The six-member task force, appointed by the APA in 2000, extensively reviewed the literature on advertising media and its effects on children. Advertisers spend more than $12 billon per year on advertising messages aimed at the youth market. Additionally, the average child watches more than 40,000 television commercials per year.
"Because younger children do not understand persuasive intent in advertising, they are easy targets for commercial persuasion," said task force chair Brian Wilcox, director of the Center on Children, Families, and the Law at the University of Nebraska. "This is a critical concern because the most common products marketed to children are sugared cereals, candies, sweets, sodas, and snack foods.
"Such advertising of unhealthy food products to young children contributes to poor nutritional habits that may last a lifetime and be a variable in the current epidemic of obesity among kids."
Research on children's commercial recall and product preferences confirms that advertising does typically get young consumers to buy its products. From a series of studies examining product choices, said Kunkel and Wilcox, the findings show that children recall content from the ads to which they've been exposed, and preference for a product can occur with as little as a single commercial exposure and be strengthened with repeated exposures.

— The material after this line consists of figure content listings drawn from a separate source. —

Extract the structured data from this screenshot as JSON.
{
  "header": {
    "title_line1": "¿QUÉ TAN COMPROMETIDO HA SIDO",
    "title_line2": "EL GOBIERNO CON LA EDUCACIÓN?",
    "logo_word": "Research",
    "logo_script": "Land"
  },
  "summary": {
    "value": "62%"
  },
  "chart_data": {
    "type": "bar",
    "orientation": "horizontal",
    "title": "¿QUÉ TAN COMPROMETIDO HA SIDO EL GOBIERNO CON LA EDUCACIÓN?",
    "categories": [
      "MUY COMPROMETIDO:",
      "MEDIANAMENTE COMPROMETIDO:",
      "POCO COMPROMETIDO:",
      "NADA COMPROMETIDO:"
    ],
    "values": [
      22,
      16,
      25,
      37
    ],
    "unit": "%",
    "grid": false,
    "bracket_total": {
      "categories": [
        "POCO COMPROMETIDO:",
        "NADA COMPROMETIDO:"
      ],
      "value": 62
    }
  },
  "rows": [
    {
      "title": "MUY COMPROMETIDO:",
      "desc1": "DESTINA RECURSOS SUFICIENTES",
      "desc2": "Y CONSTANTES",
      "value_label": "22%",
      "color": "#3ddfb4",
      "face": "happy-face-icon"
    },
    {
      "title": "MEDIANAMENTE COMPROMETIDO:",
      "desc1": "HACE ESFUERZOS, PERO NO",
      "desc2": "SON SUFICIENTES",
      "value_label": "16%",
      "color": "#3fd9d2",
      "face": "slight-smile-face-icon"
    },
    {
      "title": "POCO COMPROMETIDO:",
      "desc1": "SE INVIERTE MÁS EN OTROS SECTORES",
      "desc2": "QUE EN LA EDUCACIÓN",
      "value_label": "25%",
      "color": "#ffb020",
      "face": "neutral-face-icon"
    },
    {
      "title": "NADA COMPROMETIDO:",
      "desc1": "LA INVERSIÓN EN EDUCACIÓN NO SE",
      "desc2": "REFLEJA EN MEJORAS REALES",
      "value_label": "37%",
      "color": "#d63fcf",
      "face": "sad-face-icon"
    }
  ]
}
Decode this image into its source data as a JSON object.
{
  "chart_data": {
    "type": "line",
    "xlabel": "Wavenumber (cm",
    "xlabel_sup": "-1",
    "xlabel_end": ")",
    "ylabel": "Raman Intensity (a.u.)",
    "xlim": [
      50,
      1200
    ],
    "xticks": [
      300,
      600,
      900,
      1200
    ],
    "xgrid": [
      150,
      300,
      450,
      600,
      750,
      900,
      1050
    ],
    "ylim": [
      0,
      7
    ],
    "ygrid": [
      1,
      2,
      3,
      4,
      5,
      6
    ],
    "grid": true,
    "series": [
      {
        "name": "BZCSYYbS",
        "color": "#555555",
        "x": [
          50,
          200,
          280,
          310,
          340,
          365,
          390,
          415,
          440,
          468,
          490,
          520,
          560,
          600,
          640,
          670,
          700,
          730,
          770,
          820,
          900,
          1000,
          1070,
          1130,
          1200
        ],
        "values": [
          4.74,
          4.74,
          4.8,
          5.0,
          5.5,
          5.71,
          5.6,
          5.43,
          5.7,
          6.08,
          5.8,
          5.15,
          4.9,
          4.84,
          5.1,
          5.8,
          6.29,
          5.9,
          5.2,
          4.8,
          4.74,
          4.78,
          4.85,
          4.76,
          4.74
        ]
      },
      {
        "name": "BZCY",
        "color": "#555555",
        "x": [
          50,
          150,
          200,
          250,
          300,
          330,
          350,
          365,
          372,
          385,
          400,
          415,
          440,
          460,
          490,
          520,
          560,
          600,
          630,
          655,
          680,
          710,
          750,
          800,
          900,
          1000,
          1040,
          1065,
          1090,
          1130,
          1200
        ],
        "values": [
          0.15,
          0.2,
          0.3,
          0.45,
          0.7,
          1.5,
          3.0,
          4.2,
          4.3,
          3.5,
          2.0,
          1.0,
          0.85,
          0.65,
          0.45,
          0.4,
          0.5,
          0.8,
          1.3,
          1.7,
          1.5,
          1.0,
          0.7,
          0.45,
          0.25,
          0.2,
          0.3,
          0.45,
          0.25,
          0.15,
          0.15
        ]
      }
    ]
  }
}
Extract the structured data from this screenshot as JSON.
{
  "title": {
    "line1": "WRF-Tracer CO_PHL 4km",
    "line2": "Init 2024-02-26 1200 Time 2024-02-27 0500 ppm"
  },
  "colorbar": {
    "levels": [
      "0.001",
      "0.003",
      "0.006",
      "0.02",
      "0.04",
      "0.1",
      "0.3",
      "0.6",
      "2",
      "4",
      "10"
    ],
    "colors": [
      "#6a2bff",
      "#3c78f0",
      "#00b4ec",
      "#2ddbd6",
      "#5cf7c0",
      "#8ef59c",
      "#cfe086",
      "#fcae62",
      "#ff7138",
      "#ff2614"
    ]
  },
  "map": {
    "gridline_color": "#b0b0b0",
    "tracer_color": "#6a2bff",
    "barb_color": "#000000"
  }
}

Furthermore, studies reviewed in the report show that these product preferences can affect children's product purchase requests. This can put pressure on parents' purchasing decisions and instigate parent-child conflicts when parents deny their children's requests, said Kunkel and Wilcox.
There also are concerns regarding certain commercial campaigns primarily targeting adults that pose risk for child-viewers, said Kunkel. "For example, beer ads are commonly shown during sports events and seen by millions of children, creating brand familiarity and more positive attitudes toward drinking." Similar concerns arise with violent video games and movies.
In addition to restrictions on advertising primarily directed at children eight years and younger, the APA urged policymakers to better protect young children from exposure to advertising because of the inherent unfairness of advertising to audiences who lack the capability to evaluate the biased sources of information found in television commercials.